Это был насмешливый голос Мари.

— Вы меня не видите? А я вижу ваш силуэт на террасе. Я тут, где срезали ольшаник.

Галигай впору было убежать, но ей необходимо было увидеть, прикоснуться к счастью другого человека.

— Я здесь… сижу на пне…

Мари действительно была одна, неподвижная в ночи, — словно маленькая зайчиха, которая распространяет свой аромат по ветру, чтобы привлечь зайца-самца.

— Садитесь рядом.

— От Лейро веет холодом, — сказала г-жа Агата. — Вы простудитесь.

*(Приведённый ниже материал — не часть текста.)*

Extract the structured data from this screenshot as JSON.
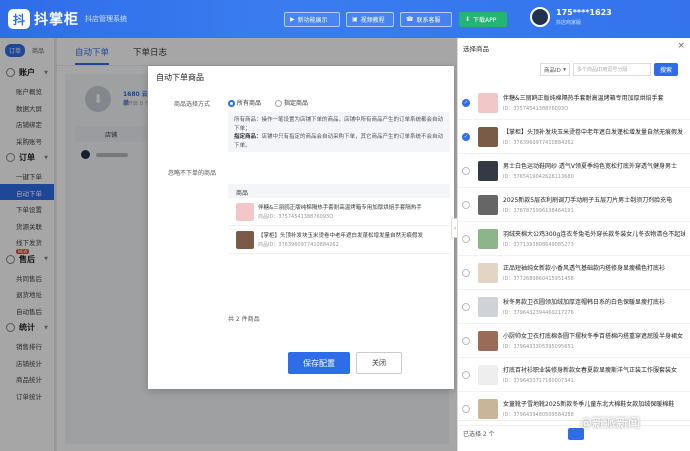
{
  "app": {
    "logo_mark": "抖",
    "name": "抖掌柜",
    "subtitle": "抖店管理系统"
  },
  "topbar": {
    "buttons": [
      {
        "label": "新功能展示",
        "icon": "play-icon"
      },
      {
        "label": "视频教程",
        "icon": "video-icon"
      },
      {
        "label": "联系客服",
        "icon": "headset-icon"
      },
      {
        "label": "下载APP",
        "icon": "download-icon"
      }
    ],
    "user": {
      "phone": "175****1623",
      "sub": "抖店商家版"
    }
  },
  "sidebar": {
    "tabs": [
      "订单",
      "商品"
    ],
    "groups": [
      {
        "title": "账户",
        "items": [
          "账户概览",
          "数据大屏",
          "店铺绑定",
          "采购账号"
        ]
      },
      {
        "title": "订单",
        "items": [
          "一键下单",
          "自动下单",
          "下单设置",
          "货源关联",
          "线下发货"
        ]
      },
      {
        "title": "售后",
        "items": [
          "共同售后",
          "退货地址",
          "自动售后"
        ]
      },
      {
        "title": "统计",
        "items": [
          "销售排行",
          "店铺统计",
          "商品统计",
          "订单统计"
        ]
      }
    ],
    "badge": "NEW"
  },
  "main": {
    "tabs": [
      "自动下单",
      "下单日志"
    ],
    "card_value": "1680 云下单",
    "card_sub": "已开启 0 个",
    "store_head": "店铺"
  },
  "dialog": {
    "title": "自动下单商品",
    "mode_label": "商品选择方式",
    "options": [
      "所有商品",
      "指定商品"
    ],
    "note_line1": "所有商品：操作一笔设置为店铺下单的商品，店铺中所有商品产生的订单系统都会自动下单；",
    "note_bold2": "指定商品：",
    "note_line2": "店铺中只有指定的商品会自动采购下单，其它商品产生的订单系统不会自动下单。",
    "exclude_label": "忽略不下单的商品",
    "table_head": "商品",
    "products": [
      {
        "name": "伴糖&三丽鸥正版纯棉隔热手套耐高温烤箱专用加厚烘焙手套隔热手",
        "id": "商品ID：3757454138876093O"
      },
      {
        "name": "【掌柜】头顶补发块玉米烫卷中老年遮白发蓬松增发量自然无痕假发",
        "id": "商品ID：3763960977410884262"
      }
    ],
    "total": "共 2 件商品",
    "save": "保存配置",
    "close": "关闭"
  },
  "right_panel": {
    "title": "选择商品",
    "select_label": "商品ID",
    "input_placeholder": "多个商品ID用逗号分隔",
    "search": "搜索",
    "items": [
      {
        "name": "伴糖&三丽鸥正版纯棉隔热手套耐高温烤箱专用加厚烘焙手套",
        "id": "ID：3757454138876093O",
        "checked": true,
        "color": "#f3c7c7"
      },
      {
        "name": "【掌柜】头顶补发块玉米烫卷中老年遮白发蓬松增发量自然无痕假发",
        "id": "ID：3763960977410884262",
        "checked": true,
        "color": "#7a5b48"
      },
      {
        "name": "男士白色运动鞋网纱 透气V领夏季纯色宽松打底外穿透气健身男士",
        "id": "ID：3765419042626113680",
        "checked": false,
        "color": "#333a44"
      },
      {
        "name": "2025新款5层衣利刷调刀手动刷子五层刀片男士剃须刀剂脸充电",
        "id": "ID：3767875996138464191",
        "checked": false,
        "color": "#666"
      },
      {
        "name": "羽绒夹棉大公鸡300g连衣冬兔毛外穿长款冬装女儿冬衣物清仓不起球",
        "id": "ID：3771393808649085273",
        "checked": false,
        "color": "#8db58a"
      },
      {
        "name": "正品短袖纯女新款小香风透气基础款内搭修身显瘦橘色打底衫",
        "id": "ID：3772680860415951458",
        "checked": false,
        "color": "#e4d4c4"
      },
      {
        "name": "秋冬男款卫衣圆领加绒加厚连帽韩日系的白色保暖显瘦打底衫",
        "id": "ID：3796432394460217276",
        "checked": false,
        "color": "#cfd3d8"
      },
      {
        "name": "小厨帅女卫衣打底棉条圆下摆秋冬季百搭棉内搭重穿遮屁股半身裙女",
        "id": "ID：3796433305395095651",
        "checked": false,
        "color": "#9b6b5a"
      },
      {
        "name": "打底百衬衫职业装修身新款女春夏款显瘦斯洋气正装工作服套装女",
        "id": "ID：3796433717160007341",
        "checked": false,
        "color": "#eee"
      },
      {
        "name": "女童靴子雪地靴2025新款冬季儿童东北大棉鞋女款加绒保暖棉鞋",
        "id": "ID：3796439480509584288",
        "checked": false,
        "color": "#c9b59a"
      }
    ],
    "selected_count": "已选择 2 个"
  },
  "watermark": "@新派新闻"
}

— Нет, вон тот костер согревает меня

— Костер? Какой костер?

— Там, на другом берегу.

Галигай рассеянно смотрела на пламя, которое колебалось, то почти угасая, то вспыхивая вновь.

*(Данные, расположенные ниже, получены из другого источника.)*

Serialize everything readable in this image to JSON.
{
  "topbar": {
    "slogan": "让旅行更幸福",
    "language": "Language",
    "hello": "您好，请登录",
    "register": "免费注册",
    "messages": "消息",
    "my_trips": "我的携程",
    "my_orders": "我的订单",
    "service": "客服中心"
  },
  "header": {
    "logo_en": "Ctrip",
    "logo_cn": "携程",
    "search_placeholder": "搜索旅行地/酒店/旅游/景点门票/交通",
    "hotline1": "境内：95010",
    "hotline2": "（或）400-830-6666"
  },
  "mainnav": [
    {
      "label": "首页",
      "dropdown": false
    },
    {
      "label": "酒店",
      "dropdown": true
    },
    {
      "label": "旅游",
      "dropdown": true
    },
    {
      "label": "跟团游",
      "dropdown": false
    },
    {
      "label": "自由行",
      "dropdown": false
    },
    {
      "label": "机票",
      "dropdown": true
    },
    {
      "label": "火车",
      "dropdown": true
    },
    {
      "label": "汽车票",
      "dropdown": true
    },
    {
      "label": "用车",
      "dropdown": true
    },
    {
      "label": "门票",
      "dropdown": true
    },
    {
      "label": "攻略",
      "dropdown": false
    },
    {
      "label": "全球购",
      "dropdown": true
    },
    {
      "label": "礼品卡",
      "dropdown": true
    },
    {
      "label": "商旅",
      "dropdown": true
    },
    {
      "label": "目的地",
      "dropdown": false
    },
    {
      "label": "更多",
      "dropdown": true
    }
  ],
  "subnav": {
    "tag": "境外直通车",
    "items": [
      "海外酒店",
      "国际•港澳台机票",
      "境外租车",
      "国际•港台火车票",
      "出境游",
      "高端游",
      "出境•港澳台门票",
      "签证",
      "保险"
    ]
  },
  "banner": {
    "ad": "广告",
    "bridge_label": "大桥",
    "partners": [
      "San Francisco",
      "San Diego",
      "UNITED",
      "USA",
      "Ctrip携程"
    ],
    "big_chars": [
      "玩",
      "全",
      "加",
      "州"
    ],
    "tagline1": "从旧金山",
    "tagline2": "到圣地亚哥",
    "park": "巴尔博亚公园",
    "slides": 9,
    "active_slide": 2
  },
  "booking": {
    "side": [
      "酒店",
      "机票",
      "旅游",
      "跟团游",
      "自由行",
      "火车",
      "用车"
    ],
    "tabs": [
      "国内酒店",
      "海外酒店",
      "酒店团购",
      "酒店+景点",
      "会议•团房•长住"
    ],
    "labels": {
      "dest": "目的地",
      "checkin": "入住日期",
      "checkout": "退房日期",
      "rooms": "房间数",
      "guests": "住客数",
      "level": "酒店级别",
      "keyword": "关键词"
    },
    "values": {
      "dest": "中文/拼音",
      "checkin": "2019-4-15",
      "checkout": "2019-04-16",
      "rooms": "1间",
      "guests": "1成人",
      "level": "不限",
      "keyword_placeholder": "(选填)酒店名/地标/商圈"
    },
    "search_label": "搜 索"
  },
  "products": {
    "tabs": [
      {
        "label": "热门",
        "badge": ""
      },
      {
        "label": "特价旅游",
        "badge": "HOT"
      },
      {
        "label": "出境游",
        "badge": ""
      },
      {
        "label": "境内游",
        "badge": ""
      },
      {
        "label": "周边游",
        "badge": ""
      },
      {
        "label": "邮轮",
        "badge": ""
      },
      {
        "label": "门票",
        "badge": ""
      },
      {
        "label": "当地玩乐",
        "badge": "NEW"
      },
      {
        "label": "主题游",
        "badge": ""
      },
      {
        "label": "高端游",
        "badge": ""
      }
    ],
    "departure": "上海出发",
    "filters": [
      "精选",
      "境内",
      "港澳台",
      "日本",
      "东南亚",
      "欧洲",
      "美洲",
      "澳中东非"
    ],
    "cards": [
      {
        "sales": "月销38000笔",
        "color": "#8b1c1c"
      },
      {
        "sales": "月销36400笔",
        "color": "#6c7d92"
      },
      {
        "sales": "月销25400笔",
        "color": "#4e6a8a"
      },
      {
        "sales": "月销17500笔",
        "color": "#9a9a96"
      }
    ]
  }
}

— Меня костер на таком расстоянии согреть не может, зато я чувствую, какой жар исходит от вас.

Живое тепло этого молодого тела действительно показалось ей невыносимым. Мари не отвечала. Она, как маленькая девочка, каковой в сущности и была, развлекалась тем, что горящей сигаретой рисовала в темном воздухе какие-то знаки. И тут Галигай поняла. На другом берегу кто-то размахивал горящей веткой. Галигай не видела юношу, но поняла, что это он был там, снедаемый еще более жарким пламенем, чем факел, которым он размахивал над головой; внезапно огонь, вспыхнув на миг, вырвал из темноты всю его фигуру, его худые, немного раздвинутые ноги, его вытянутые вперед руки. И ночь тут же снова поглотила его.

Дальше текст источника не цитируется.